In one back-and-forth that stood out during the hour-long discussion, Rep. Jim Wooten, R-Beebe, engaged in a spirited debate with Rev. Gayle Brooks of Canvas Community Church in downtown Little Rock concerning the charitable pursuits of Arkansas’ wealthiest denizens.

“As I sit here this morning and ponder, I sense a great resentment for people who have worked hard and gone out and developed, and they are fortunate that they have a high income. And I just do not feel that they should be any different than any other citizen of the state of Arkansas. Do you agree with that?” asked Wooten, a retired businessman and founder of Tiger Mart convenience store and truck centers.

Little Rock resident Barry Haas and Josh Waters of Fayetteville-based Conduit for Action, also spoke for and against the measure to end the panel debate before Jett closed for his bill. In the end, 15 Republican lawmakers approved sending SB 211 to the full House. The panel’s lone Democrat members, Reps. Tippi McCullough of Little Rock and Rep. Monte Hodges of Blytheville cast the “no” votes.

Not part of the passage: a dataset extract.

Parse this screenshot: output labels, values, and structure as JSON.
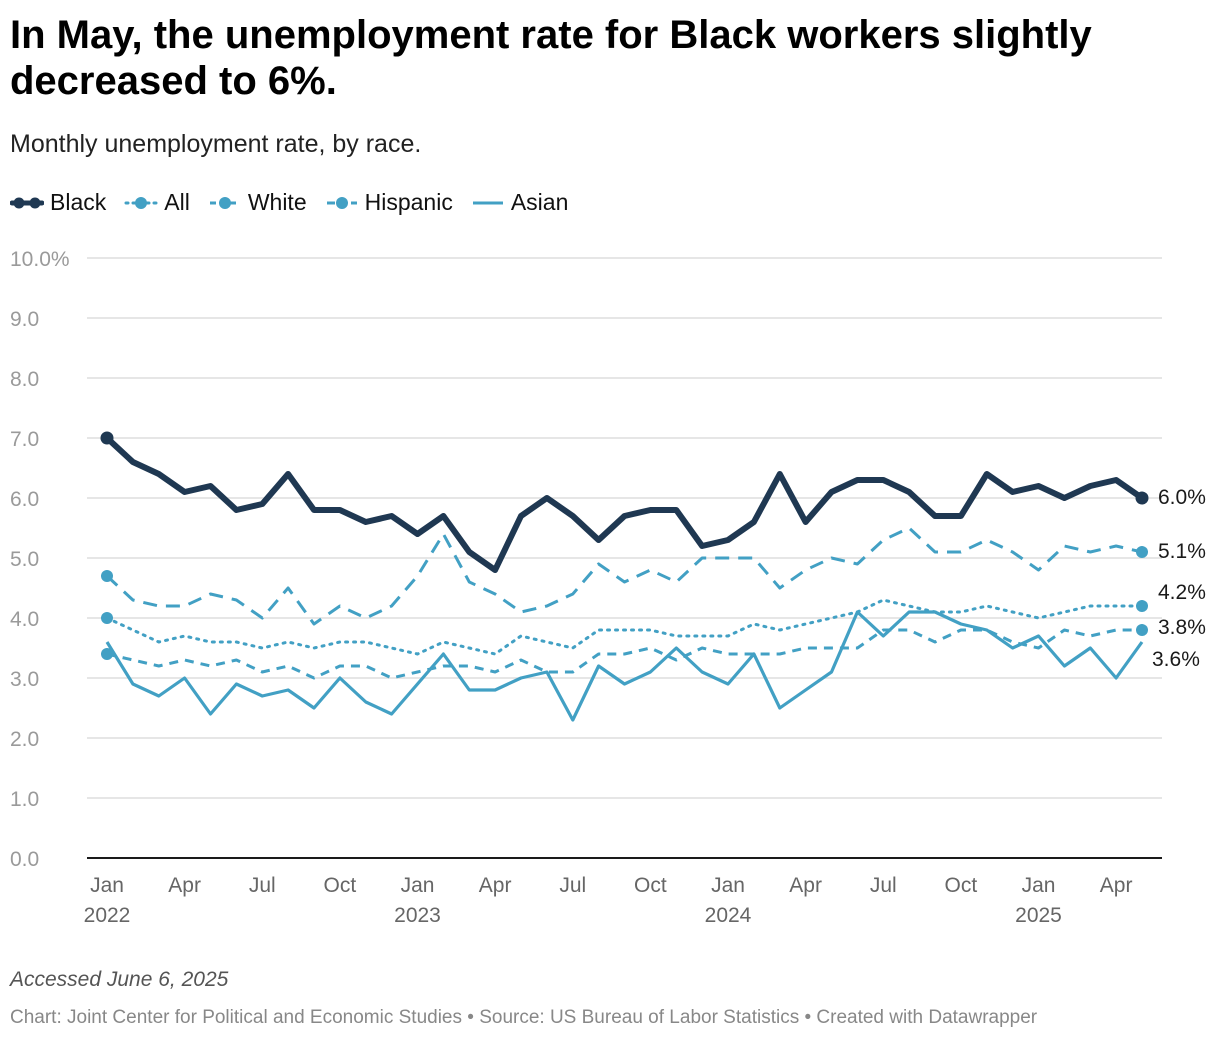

House Speaker Matthew Shepherd, R-El Dorado, said he looked forward to placing SB 211 on the House calendar for floor debate by this Thursday or early next week. The Speaker also told reporters there is still work to do to marshal the three-fourths votes to approve the tax cut bill in the House, which is split by a 76-24 GOP supermajority.

“It is going to be a pretty tight vote,” Shepherd told reporters after the committee hearing. “It is a very fluid situation, but I think the fact that it came out of committee with really strong support I think that sends a message too.

“Now I will go back and look at our vote count and hopefully this gives us a better opportunity now that we got it down to the (House) end. There is just one hurdle left for us,” said Shepherd, one of four SB 211 co-sponsors along with Jett, Dismang and Senate President Jim Hendren, R-Sulphur Springs.

One GOP lawmaker still opposed to SB 211 is Rep. Dan Douglas, R-Bentonville, who has two bills sitting in House committees that will partially fund a state highway maintenance plan and enact into law a sales tax on remote Internet sales. On a voice vote for SB 211, the Northwest Arkansas lawmaker audibly voted against the measure and later abstained when Democratic members called for a voice vote.

Douglas told reporters after the committee meeting he needed to study SB 211 more to make sure the bill’s $15 million estimate in savings from Hutchinson’s government transformation efforts and other cost reductions are accurate.

“If my income goes down, I have to cut my cost,” Douglas said. “I feel like we have to do a better job of cutting non-essential government services and reduce some costs and try to be more efficient.”

If SB 211 comes to the House floor on Thursday, as Jett hopes, a debate is also expected to center around the details of the governor’s $300 million highway funding plan, which was outlined on Monday during a press conference at the state capitol.

Douglas said some GOP lawmakers have concerns about a proposal in the highway plan that permanently extends the state’s half-cent sales tax to Arkansas voters in 2020. Other Republican lawmakers, he said, also have a problem with a $58 million wholesale gas tax that would be the equivalent of a 3 cents per gallon hike on regular unleaded and 6 cents per gallon increase on diesel fuel.

“I’ll be honest. I feel that the governor’s highway plan he announced yesterday is kicking the can down the road,” said Douglas.

Last week, in the first real test for Hutchinson’s broad agenda for the 92nd General Assembly, a supermajority of legislators gave the governor a 28-5 victory on SB 211 after losing a bruising floor debate a day earlier when two key Republican senators abstained from voting on the measure.

Under the governor’s abridged “5.9” plan, Arkansas’ top marginal rate would drop to 6.6% in the first year of the biennium and down to the preferred 5.9% in the second year. Last week, Hutchinson unveiled SB 211 as a modified version of the earlier $192 million “2-4-5.9” tax cut package, which was recommended by the bicameral state Tax Reform and Relief Task Force created during the 2017 legislative session to study the state’s cumbersome tax code.